The following pdf file [Visualizing Regression (http://www.math.yorku.ca/~georges/Files/VisualizingRegression.pdf)](warning: the file is large and the quality of the graphics is very poor, you might need to adjust the brightness of your screen to see some relevant gridlines) contains 'freeze-frame animations' on pp. 35--52 that illustrate the effect on estimated regression coeficients of adding successively larger errors to one of the predictor variables in a regression with two predictors. What's missing is a visualization of the consequence of attempting to correct with an SEM, using the correct or an incorrect value for the variance of measurement error.
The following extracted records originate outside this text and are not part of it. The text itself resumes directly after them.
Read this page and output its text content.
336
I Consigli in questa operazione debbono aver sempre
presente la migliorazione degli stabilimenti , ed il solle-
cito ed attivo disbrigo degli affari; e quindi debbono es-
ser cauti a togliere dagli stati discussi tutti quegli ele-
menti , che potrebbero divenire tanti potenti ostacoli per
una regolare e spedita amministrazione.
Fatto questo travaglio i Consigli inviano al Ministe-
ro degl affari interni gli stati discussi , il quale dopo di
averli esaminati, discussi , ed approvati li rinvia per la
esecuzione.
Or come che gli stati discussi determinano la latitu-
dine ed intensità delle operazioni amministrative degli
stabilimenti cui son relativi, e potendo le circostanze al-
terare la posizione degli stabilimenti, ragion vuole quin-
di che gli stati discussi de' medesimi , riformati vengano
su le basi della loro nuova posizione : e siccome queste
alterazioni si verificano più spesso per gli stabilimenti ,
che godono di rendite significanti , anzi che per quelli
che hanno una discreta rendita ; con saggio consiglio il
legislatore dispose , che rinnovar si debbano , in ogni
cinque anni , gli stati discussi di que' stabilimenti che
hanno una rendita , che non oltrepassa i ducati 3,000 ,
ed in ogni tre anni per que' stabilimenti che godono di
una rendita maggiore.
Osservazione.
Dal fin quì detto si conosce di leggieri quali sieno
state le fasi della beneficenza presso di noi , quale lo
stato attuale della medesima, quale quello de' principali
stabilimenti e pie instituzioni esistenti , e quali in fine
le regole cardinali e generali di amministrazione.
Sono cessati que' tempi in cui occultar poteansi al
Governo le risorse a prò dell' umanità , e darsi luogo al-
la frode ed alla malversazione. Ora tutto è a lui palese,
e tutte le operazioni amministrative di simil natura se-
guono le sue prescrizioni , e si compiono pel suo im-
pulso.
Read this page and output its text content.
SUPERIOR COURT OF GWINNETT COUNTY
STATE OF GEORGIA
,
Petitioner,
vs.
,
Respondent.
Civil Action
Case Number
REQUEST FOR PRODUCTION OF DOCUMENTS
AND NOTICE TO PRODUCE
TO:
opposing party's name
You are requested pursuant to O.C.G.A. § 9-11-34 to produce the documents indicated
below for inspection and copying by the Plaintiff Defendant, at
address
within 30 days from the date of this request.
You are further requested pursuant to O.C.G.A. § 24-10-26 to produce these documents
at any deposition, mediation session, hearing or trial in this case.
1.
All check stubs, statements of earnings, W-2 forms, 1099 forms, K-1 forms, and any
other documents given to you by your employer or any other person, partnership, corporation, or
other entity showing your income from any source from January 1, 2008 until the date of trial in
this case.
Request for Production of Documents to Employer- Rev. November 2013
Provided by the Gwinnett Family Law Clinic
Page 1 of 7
John Fox's book Applied Regression Analysis, Linear Models, and Related Methods (http://socserv.socsci.mcmaster.ca/jfox/Books/Applied-Regression/) (Sage, 1997) has an exercise that uses the 'Duncan' data set readily available through his 'car' package in R.

Exercise 6.16 on p. 133
Recall Duncan's regression of occupational prestige on the educational and income levels of occupations. [...] Following Duncan, regress prestige on education and income. As well, perform a simple regression of prestige on income alone. Then add random measurement errors to education. Sample these measurement errors from a normal distribution with mean 0, repeating the exercise for each of the following measurement error variances \sigma_{\delta}^2 = 10^2, 25^2, 50^2, 100^2. In each case, recompute the regression of prestige on income and education. Then, treating the initial multiple regression as corresponding to \sigma_{\delta}^2 = 0, plot the coefficients of education and income as a function of \sigma_{\delta}^2. What happens to the education coefficient as measurement error in education grows? What happens to the income coefficient?